Açıklanan tüm bu hukuki ve maddi vakıalar karşısında; ilk derece mahkemesince hükme esas alınan bilirkişi raporunun hüküm kurmaya ve denetime elverişli olmasına, davacının alacak ve borç miktarının dosya kapsamına uygun olarak belirlenmesine, ihraç kararına dayanak olan ihtarnamelerde belirtilen borç miktarının gerçek borcu yansıtmadığının tespit edilmesine, davacıya usulüne uygun şekilde ihtarname tebliğ edilmemesine ve hükmün dairemizce de benimsenmiş bulunan yasal ve hukuksal gerekçeleriyle dayanağı maddî delillere ve özellikle bu delillerin takdirinde bir isabetsizlik görülmemesine göre, ilk derece mahkemesince verilen kararda bir isabetsizlik bulunmamakla, davalı vekilinin istinaf itirazları yerinde değildir.

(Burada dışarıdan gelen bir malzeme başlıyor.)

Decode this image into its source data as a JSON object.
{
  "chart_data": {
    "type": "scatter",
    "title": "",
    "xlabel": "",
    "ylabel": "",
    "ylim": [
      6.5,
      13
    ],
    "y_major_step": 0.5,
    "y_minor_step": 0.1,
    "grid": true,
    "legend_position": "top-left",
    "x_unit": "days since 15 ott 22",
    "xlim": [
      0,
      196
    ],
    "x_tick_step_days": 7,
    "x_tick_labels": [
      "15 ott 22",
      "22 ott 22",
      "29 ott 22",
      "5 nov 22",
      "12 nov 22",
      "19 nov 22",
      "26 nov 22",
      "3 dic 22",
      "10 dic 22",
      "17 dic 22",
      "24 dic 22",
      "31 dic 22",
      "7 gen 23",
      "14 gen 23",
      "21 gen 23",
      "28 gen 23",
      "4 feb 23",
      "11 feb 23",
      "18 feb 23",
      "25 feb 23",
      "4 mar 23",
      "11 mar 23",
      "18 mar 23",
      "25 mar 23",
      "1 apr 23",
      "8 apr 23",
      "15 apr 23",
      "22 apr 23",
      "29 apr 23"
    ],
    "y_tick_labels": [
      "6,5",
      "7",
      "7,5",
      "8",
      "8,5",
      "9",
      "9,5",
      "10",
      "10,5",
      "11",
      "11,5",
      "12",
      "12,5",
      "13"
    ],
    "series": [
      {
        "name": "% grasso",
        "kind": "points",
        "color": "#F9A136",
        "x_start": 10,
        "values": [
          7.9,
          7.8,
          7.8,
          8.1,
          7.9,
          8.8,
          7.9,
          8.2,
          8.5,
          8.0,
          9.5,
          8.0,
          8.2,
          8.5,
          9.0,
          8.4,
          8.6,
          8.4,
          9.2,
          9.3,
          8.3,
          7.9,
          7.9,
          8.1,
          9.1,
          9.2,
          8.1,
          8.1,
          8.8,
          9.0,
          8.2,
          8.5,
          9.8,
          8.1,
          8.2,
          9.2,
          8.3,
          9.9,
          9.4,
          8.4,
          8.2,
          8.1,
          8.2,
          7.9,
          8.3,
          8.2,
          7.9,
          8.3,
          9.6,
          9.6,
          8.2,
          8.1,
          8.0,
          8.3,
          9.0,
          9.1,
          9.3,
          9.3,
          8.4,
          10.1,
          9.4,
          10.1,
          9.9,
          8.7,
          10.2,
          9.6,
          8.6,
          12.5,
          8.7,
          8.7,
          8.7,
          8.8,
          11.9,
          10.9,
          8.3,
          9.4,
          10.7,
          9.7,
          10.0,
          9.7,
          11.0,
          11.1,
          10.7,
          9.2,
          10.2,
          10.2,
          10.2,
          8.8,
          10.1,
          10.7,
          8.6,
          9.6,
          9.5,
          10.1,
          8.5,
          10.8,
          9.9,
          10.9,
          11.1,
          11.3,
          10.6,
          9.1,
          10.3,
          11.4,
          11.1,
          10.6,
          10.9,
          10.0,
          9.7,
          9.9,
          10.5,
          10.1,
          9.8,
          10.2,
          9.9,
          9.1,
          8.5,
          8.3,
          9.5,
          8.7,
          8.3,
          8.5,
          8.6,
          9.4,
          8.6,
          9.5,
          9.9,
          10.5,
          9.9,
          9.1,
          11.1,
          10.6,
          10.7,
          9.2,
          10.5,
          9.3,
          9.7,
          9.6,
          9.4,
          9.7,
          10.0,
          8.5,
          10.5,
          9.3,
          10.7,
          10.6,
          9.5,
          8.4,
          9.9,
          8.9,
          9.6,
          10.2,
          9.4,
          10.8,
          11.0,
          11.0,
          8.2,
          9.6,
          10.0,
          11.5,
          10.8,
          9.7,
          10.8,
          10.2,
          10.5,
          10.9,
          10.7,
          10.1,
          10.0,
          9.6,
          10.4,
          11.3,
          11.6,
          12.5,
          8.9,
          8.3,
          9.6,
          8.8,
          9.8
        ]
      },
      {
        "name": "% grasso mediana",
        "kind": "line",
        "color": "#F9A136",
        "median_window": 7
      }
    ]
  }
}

Bu durumda, istinaf kanun yoluna başvuranın dilekçesinde yer verdiği itirazların açıklanan gerekçe ışığında yerinde olmamasına, kararda kamu düzenine ilişkin bir aykırılık bulunmamasına, kararının usul ve esas yönünden hukuka uygun olmasına göre, duruşma açılmasına gerek görülmeyerek Hukuk Muhakemeleri Kanunu’nun 353/1-b-1 maddesi gereğince istinaf başvurusunun esastan reddine karar verilmesi gerekmiştir.
HÜKÜM : Yukarıda açıklanan nedenlerle;
1-Davalı vekilinin istinaf başvurusunun Hukuk Muhakemeleri Kanunu’nun 353/1-b-1 maddesi uyarınca ESASTAN REDDİNE,
2-Davalı yönünden istinaf karar harcı olan 80,70 TL’den peşin alınan 44,40 TL’nin mahsubu ile bakiye 36,30 TL’nin davalıdan alınarak hazineye gelir kaydına,
3-İstinaf başvurusu nedeniyle davalı tarafından yapılan giderlerin kendi üzerinde bırakılmasına,
Dosya üzerinden yapılan inceleme neticesinde, kararın tebliğinden itibaren iki hafta içinde Yargıtay ilgili Hukuk Dairesinde temyiz yolu açık olmak üzere 10.11.2022 tarihinde oy birliğiyle karar verildi.